Last modified: 2014-02-12 23:35:41 UTC
Wikipedia and Wiktionary pages now have the HTML5 doctype <!doctype html>, and a root <html> element with only a lang tag. HTML5 doesn’t require the xml:lang attribute. According to the spec, “The attribute in no namespace with no prefix and with the literal local name "<code>xml:lang</code>" has no effect on language processing.”[http://www.w3.org/TR/2011/WD-html5-20110525/elements.html#the-lang-and-xml:lang-attributes] But if you enter, e.g., <span lang="fr">fou<span> into a wiki page, the Wikitext parser will add a redundant and vestigial xml:lang attribute. The parser should stop adding the xml:lang attribute in pages that are HTML5 and not XML.

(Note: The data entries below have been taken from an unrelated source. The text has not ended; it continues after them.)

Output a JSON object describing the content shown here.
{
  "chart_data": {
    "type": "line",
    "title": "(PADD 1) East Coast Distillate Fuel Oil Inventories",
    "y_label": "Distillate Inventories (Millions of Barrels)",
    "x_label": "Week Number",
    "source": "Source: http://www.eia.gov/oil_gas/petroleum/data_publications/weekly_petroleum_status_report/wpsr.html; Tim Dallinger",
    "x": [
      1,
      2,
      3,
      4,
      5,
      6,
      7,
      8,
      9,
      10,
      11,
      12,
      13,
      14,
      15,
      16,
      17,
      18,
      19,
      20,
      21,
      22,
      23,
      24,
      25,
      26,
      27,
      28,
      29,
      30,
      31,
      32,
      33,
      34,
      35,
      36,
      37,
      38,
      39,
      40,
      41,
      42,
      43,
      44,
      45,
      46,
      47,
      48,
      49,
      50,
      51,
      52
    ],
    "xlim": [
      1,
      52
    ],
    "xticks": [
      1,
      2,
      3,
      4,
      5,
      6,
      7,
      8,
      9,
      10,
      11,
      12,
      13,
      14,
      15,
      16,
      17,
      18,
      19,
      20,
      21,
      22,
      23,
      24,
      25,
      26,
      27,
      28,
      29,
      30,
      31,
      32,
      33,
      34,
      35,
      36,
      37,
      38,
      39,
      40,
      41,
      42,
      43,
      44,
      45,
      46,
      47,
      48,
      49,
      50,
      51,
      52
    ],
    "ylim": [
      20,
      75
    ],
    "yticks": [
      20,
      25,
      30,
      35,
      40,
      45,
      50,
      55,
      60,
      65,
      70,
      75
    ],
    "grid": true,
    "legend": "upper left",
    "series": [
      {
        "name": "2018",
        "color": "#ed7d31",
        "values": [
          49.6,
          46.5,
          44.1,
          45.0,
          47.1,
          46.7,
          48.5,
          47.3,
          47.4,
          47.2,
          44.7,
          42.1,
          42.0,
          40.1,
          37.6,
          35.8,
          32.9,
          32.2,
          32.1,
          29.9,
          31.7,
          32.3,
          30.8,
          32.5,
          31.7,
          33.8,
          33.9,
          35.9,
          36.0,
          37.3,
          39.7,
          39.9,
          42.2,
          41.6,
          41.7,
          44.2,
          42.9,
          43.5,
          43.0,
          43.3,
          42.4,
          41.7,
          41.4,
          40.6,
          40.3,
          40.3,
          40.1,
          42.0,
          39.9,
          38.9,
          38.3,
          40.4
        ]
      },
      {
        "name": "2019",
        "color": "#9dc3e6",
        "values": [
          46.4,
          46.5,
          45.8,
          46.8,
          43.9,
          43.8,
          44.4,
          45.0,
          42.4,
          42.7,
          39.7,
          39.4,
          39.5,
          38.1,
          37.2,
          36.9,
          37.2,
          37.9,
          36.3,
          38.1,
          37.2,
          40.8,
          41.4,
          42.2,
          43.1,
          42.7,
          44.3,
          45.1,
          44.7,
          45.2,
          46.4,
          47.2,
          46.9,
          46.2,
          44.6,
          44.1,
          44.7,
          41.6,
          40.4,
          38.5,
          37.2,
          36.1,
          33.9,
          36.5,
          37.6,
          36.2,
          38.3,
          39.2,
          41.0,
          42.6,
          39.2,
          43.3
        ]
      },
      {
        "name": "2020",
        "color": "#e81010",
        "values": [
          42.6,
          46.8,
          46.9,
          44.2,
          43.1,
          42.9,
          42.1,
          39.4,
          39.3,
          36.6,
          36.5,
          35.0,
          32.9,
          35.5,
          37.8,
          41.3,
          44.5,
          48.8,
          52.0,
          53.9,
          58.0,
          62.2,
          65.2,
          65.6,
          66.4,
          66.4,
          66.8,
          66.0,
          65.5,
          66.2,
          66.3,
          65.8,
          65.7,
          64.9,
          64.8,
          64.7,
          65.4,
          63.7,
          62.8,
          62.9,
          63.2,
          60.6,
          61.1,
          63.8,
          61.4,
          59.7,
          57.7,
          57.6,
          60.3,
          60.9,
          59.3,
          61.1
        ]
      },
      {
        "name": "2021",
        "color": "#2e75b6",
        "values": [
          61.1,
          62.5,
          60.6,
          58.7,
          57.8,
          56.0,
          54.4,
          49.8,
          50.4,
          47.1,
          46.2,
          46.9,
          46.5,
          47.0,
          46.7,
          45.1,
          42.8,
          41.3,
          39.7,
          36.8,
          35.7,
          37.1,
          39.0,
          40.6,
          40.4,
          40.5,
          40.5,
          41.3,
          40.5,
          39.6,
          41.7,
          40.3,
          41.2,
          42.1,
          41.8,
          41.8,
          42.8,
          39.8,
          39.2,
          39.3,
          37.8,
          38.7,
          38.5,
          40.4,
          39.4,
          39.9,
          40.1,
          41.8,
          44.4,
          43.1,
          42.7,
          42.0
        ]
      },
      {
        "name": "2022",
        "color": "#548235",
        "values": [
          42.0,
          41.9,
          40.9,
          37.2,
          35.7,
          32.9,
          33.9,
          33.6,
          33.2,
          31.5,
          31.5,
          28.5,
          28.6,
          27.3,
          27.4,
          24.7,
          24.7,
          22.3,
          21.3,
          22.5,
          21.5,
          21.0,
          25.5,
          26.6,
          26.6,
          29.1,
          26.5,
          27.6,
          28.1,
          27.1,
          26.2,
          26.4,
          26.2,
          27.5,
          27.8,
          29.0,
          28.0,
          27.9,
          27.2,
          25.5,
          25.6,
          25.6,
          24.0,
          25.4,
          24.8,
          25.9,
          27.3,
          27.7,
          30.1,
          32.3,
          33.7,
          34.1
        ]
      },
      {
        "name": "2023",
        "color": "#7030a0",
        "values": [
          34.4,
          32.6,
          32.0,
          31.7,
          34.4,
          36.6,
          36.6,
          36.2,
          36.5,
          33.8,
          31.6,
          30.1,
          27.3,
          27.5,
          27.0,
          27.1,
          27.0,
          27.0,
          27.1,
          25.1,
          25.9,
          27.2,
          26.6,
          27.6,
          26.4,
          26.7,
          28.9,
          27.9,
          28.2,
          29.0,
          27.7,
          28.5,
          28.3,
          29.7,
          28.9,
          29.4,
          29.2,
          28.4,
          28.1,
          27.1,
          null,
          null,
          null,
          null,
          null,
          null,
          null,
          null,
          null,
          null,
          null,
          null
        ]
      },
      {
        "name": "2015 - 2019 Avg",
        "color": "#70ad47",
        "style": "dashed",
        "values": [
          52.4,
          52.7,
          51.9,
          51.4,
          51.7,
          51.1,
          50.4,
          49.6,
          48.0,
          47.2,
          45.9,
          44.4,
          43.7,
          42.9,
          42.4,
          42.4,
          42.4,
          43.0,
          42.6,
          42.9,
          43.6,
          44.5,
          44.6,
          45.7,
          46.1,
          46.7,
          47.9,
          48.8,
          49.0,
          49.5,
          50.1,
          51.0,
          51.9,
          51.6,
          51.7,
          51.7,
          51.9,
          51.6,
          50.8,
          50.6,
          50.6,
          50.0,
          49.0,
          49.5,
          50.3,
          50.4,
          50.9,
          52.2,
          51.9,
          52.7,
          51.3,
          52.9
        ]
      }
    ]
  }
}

[I wish I could edit my bug, or at least preview. Have you guys heard of this “wiki” thing. Here’s a better-formatted version of my bug report.] Wikipedia and Wiktionary pages now have the HTML5 doctype <!doctype html>, and a root <html> tag with only a lang attribute. HTML5 doesn’t require the xml:lang attribute. According to the spec, “The attribute in no namespace with no prefix and with the literal local name "xml:lang" has no effect on language processing.” Source: http://www.w3.org/TR/2011/WD-html5-20110525/elements.html#the-lang-and-xml:lang-attributes But if you enter, e.g., <span lang="fr">fou<span> into a wiki page, the Wikitext parser will add a redundant and vestigial xml:lang attribute. The parser should stop adding the xml:lang attribute in pages that are HTML5 and not XML.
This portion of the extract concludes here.